Dans les tout premiers jours de mars, un printemps précoce chassa les lugubres jours d’hiver. Le soleil monta dans le ciel tandis que les eaux envahissantes se retiraient. Les épaisses brumes devinrent légers brouillards nacrés et Catherine ouvrit l’ancienne chapelle autant qu’elle le pouvait afin que Guillaume pût respirer un air plus vivifiant. Elle aurait aimé le conduire au-dehors mais c’était impossible : depuis les dernières froidures il toussait et n’essayait même plus de bouger. Catherine fit d’autres tisanes et aussi des cataplasmes d’argile chaude où elle mêlait des herbes sans d’ailleurs obtenir de véritable résultat. Comme disait Nicolas, il avait moins grande mine, Guillaume Tremaine ! Il était même méconnaissable avec la barbe roussâtre qui envahissait son visage dont la peau, si profondément recuite par tant de soleils et de vents, virait à présent au gris. De toute évidence, il n’en avait plus pour longtemps. Le mal ravageait sa poitrine.

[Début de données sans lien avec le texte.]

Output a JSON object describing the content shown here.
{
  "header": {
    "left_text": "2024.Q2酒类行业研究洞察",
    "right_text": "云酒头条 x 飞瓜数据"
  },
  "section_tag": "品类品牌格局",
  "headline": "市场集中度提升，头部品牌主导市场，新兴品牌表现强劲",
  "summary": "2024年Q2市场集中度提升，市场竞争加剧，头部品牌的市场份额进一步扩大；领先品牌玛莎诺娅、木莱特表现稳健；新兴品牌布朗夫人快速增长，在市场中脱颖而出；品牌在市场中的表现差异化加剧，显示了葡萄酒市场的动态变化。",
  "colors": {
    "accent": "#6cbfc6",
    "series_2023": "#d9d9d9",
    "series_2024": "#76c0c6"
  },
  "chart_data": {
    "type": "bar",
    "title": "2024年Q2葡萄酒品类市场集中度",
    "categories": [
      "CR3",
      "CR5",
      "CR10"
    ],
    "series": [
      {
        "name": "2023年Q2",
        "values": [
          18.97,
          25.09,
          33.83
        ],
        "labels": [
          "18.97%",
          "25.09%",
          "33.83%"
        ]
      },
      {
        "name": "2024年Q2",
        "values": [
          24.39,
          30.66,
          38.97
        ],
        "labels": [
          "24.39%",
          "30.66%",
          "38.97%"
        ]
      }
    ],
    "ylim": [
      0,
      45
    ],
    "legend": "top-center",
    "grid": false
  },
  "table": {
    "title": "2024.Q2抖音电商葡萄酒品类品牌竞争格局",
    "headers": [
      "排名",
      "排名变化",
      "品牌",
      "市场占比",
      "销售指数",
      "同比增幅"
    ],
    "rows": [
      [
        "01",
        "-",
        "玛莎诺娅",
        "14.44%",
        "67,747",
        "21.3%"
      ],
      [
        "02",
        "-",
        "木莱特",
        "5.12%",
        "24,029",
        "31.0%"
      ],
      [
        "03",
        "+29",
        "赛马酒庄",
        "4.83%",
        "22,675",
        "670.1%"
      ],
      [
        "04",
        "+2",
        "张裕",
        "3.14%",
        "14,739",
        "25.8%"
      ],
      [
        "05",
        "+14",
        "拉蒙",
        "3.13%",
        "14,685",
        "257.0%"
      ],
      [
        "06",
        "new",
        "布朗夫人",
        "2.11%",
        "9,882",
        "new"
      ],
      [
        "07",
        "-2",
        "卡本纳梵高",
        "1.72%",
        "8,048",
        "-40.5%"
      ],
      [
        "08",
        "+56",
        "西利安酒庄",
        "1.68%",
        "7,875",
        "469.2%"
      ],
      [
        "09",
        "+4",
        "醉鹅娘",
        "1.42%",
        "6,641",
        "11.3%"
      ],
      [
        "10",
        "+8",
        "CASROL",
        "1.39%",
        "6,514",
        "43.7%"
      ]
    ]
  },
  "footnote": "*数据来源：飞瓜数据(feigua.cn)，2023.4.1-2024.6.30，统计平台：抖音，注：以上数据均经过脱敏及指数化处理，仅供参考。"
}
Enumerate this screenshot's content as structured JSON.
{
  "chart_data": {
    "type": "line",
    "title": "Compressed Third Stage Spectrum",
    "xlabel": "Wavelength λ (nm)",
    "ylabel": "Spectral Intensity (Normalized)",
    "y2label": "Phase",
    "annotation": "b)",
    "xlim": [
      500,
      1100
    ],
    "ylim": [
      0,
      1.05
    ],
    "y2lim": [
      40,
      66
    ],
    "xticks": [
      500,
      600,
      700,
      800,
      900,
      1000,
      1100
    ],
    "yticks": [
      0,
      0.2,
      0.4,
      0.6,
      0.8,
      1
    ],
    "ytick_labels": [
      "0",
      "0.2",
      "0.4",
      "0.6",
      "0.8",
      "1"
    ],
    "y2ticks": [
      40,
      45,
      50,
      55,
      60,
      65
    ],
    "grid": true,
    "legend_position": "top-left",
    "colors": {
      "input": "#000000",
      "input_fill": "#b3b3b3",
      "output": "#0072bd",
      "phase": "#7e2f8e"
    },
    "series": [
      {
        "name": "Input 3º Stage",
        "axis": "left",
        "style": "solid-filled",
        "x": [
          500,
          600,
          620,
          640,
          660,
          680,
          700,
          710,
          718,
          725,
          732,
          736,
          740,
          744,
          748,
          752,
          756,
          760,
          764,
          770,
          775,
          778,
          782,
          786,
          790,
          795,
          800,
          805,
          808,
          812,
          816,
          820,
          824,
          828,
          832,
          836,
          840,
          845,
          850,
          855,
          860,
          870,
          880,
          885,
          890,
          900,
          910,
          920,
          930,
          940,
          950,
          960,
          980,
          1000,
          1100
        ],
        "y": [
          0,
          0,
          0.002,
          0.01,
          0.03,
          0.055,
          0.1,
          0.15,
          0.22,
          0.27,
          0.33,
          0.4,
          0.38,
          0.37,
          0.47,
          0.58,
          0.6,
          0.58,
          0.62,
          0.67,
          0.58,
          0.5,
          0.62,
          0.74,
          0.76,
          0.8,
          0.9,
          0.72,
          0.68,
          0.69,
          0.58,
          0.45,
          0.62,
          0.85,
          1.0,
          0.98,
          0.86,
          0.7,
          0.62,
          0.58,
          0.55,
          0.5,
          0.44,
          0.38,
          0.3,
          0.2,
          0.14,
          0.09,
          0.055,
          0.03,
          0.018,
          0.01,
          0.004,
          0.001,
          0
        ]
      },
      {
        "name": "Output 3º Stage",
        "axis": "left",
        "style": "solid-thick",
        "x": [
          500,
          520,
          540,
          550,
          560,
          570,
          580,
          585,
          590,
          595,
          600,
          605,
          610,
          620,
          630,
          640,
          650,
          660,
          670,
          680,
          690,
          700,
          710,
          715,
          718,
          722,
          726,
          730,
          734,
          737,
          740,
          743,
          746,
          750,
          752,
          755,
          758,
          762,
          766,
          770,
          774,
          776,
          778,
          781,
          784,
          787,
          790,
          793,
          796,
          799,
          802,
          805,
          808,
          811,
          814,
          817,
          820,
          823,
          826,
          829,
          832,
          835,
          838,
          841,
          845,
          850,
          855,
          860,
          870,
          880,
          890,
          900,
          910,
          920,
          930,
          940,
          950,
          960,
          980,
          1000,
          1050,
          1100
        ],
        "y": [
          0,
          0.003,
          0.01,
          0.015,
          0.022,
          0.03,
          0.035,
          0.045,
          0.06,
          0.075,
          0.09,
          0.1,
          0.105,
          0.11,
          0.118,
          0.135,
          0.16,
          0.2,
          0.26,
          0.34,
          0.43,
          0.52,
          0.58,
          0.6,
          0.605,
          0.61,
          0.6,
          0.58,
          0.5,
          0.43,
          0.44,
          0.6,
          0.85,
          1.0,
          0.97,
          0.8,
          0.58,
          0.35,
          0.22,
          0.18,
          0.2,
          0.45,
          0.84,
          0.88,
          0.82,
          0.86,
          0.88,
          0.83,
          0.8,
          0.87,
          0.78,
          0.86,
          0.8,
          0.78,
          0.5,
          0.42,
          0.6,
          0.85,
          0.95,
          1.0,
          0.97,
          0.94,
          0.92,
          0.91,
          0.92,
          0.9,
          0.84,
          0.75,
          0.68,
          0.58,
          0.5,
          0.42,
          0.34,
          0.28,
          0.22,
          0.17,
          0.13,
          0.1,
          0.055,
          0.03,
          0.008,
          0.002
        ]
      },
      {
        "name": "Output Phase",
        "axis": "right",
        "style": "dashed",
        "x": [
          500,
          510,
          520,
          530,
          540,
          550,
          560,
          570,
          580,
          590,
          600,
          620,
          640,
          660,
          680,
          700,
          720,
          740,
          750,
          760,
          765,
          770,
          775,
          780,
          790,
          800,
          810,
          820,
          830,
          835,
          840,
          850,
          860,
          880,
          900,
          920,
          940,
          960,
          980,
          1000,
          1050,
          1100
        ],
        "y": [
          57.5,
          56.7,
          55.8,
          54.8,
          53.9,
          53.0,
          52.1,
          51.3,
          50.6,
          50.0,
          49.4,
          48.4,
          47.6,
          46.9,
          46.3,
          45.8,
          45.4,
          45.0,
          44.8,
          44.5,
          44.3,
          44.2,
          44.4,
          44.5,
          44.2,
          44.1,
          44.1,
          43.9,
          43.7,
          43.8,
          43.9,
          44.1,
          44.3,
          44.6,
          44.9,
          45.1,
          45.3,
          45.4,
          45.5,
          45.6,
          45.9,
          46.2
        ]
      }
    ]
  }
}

Un soir, quand les deux hommes furent endormis, la jeune fille mit autour de ses épaules et de sa tête son grand fichu de laine noire, jeta un dernier regard à Guillaume enfoncé dans un mauvais sommeil et quitta l’ermitage…

Au matin, lorsque Nicolas s’éveilla, il se sentit la tête lourde et la bouche pâteuse ce qui n’était pas rare, mais ses idées s’éclaircirent brusquement lorsqu’il s’aperçut que le feu n’était pas allumé et la Hulotte invisible.